For instance, two years ago, Kim Chiu played a girl who passed herself off as a boy on “My Binondo Girl”—and, at around the same time, Regine Velasquez pretended to be a flaming fairy in another TV series.
Recently, it was Kris Bernal’s turn to play macho in “Coffee Prince.” In all those instances, especially in Kris’ ruse, the ploy has generally been all too obviously fake. —What gives?
In other series, the “codified” plot and character elements are most obvious when it comes to the “rules” that govern dramatic teleseryes. Most of the time, a “generational” factor has to be present that runs for at least two generations, the better to show how deeply a revenge or competitive relationship runs between two combative clans.

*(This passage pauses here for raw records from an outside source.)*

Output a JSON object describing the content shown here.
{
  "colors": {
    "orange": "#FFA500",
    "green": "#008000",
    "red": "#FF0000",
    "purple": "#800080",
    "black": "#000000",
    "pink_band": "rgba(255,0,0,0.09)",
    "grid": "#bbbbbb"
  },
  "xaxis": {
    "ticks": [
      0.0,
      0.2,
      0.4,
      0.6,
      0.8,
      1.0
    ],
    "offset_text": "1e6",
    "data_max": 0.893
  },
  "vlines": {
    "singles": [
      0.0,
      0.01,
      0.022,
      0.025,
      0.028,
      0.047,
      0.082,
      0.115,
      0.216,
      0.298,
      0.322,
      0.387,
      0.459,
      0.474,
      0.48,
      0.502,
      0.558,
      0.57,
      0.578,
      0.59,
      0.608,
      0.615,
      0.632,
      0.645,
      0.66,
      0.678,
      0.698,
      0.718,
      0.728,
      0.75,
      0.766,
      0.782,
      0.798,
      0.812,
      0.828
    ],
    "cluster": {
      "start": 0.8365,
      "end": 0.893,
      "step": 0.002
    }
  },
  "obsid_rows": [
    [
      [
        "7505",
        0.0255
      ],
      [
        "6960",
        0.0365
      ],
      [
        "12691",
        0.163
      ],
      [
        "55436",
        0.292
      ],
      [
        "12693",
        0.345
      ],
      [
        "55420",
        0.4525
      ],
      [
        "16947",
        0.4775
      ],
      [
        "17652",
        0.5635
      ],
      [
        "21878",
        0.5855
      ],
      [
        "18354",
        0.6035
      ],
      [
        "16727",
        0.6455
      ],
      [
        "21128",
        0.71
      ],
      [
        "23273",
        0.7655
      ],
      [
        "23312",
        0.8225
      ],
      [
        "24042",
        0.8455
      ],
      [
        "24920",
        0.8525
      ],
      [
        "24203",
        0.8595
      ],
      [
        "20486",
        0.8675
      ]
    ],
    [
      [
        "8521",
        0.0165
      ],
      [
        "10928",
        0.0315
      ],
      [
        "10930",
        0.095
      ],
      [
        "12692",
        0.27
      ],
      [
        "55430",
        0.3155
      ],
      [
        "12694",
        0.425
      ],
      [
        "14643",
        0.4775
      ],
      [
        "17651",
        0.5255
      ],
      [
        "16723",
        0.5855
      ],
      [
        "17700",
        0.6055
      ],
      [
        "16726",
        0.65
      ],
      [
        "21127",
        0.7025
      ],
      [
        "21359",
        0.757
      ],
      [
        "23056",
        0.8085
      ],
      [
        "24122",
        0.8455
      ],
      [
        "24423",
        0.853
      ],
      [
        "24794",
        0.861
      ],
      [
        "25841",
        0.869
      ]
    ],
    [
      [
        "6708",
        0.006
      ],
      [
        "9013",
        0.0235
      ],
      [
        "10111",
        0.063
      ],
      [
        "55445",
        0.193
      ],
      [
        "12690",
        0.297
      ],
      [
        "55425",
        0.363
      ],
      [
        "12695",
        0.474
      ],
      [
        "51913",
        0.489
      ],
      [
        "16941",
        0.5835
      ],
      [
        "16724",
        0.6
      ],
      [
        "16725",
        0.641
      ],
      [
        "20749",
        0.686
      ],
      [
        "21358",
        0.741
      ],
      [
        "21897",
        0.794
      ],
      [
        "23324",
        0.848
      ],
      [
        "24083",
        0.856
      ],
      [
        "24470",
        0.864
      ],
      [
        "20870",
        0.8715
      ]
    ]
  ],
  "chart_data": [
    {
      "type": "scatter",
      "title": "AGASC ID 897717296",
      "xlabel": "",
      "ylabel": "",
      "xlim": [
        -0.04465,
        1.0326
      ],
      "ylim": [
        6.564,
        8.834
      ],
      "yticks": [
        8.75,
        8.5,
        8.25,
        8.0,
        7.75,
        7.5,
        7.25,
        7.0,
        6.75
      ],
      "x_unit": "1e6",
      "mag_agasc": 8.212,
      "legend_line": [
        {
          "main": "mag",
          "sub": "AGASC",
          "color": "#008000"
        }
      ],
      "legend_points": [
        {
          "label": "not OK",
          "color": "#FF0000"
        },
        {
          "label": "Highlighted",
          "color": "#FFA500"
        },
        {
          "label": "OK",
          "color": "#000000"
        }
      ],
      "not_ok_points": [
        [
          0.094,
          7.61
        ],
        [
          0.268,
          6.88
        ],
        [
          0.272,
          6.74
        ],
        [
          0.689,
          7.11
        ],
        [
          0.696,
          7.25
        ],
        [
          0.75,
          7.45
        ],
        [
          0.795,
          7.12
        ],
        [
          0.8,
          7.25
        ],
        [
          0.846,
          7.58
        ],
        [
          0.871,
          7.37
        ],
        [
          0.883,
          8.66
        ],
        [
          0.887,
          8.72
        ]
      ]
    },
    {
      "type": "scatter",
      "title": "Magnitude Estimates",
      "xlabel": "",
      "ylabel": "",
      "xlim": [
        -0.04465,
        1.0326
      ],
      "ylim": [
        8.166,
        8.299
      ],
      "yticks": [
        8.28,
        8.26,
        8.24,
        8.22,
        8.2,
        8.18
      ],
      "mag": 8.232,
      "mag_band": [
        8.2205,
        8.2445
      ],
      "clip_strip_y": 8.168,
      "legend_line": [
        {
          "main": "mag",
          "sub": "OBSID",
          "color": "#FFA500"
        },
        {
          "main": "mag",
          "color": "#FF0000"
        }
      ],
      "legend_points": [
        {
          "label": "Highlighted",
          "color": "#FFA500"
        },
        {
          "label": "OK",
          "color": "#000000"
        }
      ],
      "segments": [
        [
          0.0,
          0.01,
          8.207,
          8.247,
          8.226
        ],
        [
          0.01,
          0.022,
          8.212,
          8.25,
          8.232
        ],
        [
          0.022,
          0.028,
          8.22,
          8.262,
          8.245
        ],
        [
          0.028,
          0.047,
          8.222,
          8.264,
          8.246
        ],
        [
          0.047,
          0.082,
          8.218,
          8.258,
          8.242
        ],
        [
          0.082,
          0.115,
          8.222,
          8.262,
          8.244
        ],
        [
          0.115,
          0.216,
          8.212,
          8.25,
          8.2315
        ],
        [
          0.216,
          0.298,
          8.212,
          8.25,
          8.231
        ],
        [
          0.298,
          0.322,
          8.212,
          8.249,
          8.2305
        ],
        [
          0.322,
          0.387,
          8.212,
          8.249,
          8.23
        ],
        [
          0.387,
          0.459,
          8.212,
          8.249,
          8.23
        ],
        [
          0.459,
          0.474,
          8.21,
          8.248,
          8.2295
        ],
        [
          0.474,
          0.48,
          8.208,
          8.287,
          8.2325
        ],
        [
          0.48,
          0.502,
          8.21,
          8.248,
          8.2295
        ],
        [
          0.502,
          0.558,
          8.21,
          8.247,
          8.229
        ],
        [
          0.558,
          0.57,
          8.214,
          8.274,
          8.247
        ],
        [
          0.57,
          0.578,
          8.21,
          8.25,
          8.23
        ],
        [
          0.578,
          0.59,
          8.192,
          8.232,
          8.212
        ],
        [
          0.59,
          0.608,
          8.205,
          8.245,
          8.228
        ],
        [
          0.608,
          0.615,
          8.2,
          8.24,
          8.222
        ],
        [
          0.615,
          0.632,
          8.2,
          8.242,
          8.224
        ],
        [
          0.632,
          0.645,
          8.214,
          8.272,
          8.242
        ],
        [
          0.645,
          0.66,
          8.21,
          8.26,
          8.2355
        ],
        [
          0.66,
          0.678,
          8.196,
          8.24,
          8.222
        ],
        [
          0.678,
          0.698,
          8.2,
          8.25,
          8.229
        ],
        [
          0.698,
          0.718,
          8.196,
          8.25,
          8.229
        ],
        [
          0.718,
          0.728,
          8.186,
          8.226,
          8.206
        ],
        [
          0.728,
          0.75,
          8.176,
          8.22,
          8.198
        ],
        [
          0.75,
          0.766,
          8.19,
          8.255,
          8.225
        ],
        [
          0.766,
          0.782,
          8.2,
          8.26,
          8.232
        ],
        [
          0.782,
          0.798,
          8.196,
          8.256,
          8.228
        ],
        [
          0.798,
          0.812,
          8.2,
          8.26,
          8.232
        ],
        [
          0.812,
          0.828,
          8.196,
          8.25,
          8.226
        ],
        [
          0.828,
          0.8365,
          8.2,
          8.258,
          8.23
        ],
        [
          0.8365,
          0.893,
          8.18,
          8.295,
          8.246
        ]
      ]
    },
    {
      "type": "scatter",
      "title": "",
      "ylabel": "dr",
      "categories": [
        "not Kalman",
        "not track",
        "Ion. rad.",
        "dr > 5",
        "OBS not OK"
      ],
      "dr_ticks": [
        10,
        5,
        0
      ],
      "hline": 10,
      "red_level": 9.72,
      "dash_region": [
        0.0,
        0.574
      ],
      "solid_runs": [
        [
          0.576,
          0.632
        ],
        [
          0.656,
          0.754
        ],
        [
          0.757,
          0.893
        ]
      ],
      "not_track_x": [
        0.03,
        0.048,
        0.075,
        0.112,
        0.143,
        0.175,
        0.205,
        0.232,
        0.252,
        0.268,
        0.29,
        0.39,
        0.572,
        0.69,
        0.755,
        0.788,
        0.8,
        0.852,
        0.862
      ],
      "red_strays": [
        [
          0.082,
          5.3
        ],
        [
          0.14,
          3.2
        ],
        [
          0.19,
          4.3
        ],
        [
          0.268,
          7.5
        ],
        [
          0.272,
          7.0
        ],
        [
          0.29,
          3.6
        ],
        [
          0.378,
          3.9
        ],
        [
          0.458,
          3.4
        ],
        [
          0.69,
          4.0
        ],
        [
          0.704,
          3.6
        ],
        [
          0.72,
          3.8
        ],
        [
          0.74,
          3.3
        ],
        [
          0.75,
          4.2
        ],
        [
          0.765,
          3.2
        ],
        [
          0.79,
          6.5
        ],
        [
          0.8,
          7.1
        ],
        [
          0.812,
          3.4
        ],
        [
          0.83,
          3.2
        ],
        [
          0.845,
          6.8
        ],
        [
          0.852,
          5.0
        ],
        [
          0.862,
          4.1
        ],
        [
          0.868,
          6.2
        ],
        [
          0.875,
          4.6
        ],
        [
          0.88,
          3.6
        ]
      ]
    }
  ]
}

Also practically de rigeur is a rich-poor dichotomy that makes the rich family oppress the poor one, who it turns out was cheated of the wealth and power that the “haves” now enjoy and exploit! —Of course, it’s another given that one of the boys in the rich clan has to “impossibly” fall for one of the poor girls (or vice-versa).
A variation on this theme is what we might describe as a “gynecological” one, because siblings or half-siblings are involved, often in a “forbidden” romance.
The latest wrinkle along these lines is that one of the half-siblings was born to a surrogate mother, babymaker, or “womb for rent,” the better to complicate things all the more, to satisfyingly mega-melodramatic effect!
But, it’s still the revenge or avarice aspect of the story and theme that most powerfully holds sway, and this is what bothers some viewers, particularly due to its potentially negative effect on young people’s sensibilities and view of life.
If everybody wants harm to befall everybody else and will stop at nothing in order to get the pound of flesh he’s allegedly entitled to, whom can young viewers hold up to trust and use as role models for their own behavior? —Uh, don’t answer that one.
Finally, have you noticed how many of the relationships in teleseryes start out with lead characters literally bumping into each other? In fact, that’s what happened to Kim Chiu and Xian Lim in the series, “Ina, Kapatid, Anak,” and to John Lloyd Cruz and Bea Alonzo in “A Beautiful Affair.”
Any self-respecting writer elsewhere would avoid that overused ploy to make “fated” strangers meet, but our writers embrace it and use it over and over again. What gives? What price originality and freshness in pop-creativity? —Uh, don’t answer that one, too!